Redirecting stdout and stderr

By default, each Unix process has 3 file descriptors (FDs) assigned to it, 0, 1 and 2; these are known as stdin, stdout, and stderr respectively. They are normally connected to your terminal: stdin is the keyboard; stdout and stderr are your screen.

Each of these represents a stream that can be redirected to other places, such as files or pipes. The output streams, stdout and stderr can be combined and sent to the same place, or directed to different locations.

If you redirect stdout (FD1) to a file, stderr (FD2) will still go to your screen.

$ ls -ld /home /qwerty
ls: /qwerty: No such file or directory
drwxr-xr-x  11 root root 4096 Jul 11 02:58 /home

If we redirect stdout to the bit bucket, the stderr will still be sent to the screen:

$ ls -ld /home /qwerty 1>/dev/null
ls: /qwerty: No such file or directory

(NOTE: the 1 can be left off; >xxxx implies 1>xxxx.)

Similarly, if we redirect stderr to the bit bucket, the stdout will still be sent to the screen:

$ ls -ld /home /qwerty 2>/dev/null
drwxr-xr-x  11 root root 4096 Jul 11 02:58 /home

Or we can redirect both stderr and stdout to the bit bucket:

$ ls -ld /home /qwerty >/dev/null 2>/dev/null

This works with /dev/null, which isn't a real file, but redirecting both stdout and stderr to the same file individually will not work, as both redirections truncate the file:

$ ls -ld /home /qwerty >/tmp/xxx 2>/tmp/xxx

(The full explanation is too technical for this tip, but it is akin to redirecting output to the same file as the input.)

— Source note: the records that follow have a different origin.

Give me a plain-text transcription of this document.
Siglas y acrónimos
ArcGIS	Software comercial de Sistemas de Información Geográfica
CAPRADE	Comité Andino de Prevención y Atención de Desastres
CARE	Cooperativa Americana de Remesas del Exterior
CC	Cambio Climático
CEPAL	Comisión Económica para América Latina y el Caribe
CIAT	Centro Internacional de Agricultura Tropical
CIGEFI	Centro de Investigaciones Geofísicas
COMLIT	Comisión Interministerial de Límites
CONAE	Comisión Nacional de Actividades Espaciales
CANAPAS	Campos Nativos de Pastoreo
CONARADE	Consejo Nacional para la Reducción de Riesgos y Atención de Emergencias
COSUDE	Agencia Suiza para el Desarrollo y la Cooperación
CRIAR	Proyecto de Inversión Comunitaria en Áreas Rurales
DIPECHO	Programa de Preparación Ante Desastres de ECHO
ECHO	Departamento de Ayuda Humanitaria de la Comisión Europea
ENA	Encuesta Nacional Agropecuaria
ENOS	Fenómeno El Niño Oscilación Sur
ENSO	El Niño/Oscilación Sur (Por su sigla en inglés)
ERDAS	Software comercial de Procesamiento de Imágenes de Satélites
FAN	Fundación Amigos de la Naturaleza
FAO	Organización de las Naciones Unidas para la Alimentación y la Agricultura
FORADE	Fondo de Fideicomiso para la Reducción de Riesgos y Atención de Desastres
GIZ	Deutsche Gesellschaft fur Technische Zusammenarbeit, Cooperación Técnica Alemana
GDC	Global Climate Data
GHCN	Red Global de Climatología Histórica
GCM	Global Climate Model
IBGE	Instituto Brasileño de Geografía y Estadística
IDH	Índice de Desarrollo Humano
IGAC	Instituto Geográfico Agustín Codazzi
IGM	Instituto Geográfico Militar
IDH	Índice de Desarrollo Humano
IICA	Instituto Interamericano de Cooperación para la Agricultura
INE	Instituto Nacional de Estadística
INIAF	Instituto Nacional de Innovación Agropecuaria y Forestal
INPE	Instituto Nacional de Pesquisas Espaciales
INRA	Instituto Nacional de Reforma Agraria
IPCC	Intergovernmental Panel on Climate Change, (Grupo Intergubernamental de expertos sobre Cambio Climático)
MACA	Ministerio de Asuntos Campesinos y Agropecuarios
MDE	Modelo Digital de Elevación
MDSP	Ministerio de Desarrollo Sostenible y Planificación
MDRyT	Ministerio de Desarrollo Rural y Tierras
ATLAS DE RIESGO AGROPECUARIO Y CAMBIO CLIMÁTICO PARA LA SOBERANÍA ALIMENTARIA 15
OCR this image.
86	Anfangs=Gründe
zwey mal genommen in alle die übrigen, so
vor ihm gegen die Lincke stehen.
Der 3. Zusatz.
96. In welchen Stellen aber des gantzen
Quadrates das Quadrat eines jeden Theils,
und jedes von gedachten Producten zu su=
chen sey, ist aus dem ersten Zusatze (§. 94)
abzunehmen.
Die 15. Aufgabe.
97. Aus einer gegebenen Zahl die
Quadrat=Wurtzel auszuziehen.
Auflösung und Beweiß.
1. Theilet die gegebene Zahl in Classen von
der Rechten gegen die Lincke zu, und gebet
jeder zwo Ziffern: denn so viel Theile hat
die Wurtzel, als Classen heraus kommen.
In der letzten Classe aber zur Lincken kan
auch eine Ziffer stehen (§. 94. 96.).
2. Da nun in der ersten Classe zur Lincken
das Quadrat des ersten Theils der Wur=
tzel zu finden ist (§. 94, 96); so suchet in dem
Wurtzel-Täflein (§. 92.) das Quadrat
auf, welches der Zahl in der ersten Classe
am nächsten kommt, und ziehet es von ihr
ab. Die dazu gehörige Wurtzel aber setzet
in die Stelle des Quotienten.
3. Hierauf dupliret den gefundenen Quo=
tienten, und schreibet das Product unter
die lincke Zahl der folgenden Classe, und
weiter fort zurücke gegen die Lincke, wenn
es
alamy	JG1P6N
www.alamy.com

To redirect both stdout and stderr to the same file, we redirect one stream to the file, then redirect the other to the first stream:

$ ls -ld /home /qwerty >/tmp/xxx 2>&1

The order of the redirections is important. This will send stderr to the terminal and stdout to the file /tmp/xxx:

$ ls -ld /home /qwerty 2>&1 >/tmp/xxx

Sending stderr to stdout attaches the stream to wherever stdout is pointing at the time of the redirection. It is as if stdout and stderr are variables; you are doing the equivalent of:

## the defaults
stdout=screen
stderr=screen

## redirect stderr
stderr=$stdout

## redirect stdout
stdout=/dev/null

Now, stdout=/dev/null, and stderr=screen.

If you change the order, the result is different:

## the defaults
stdout=screen
stderr=screen

## redirect stdout
stdout=/dev/null

## redirect stderr
stderr=$stdout

Now, stdout and stderr are both pointing to /dev/null.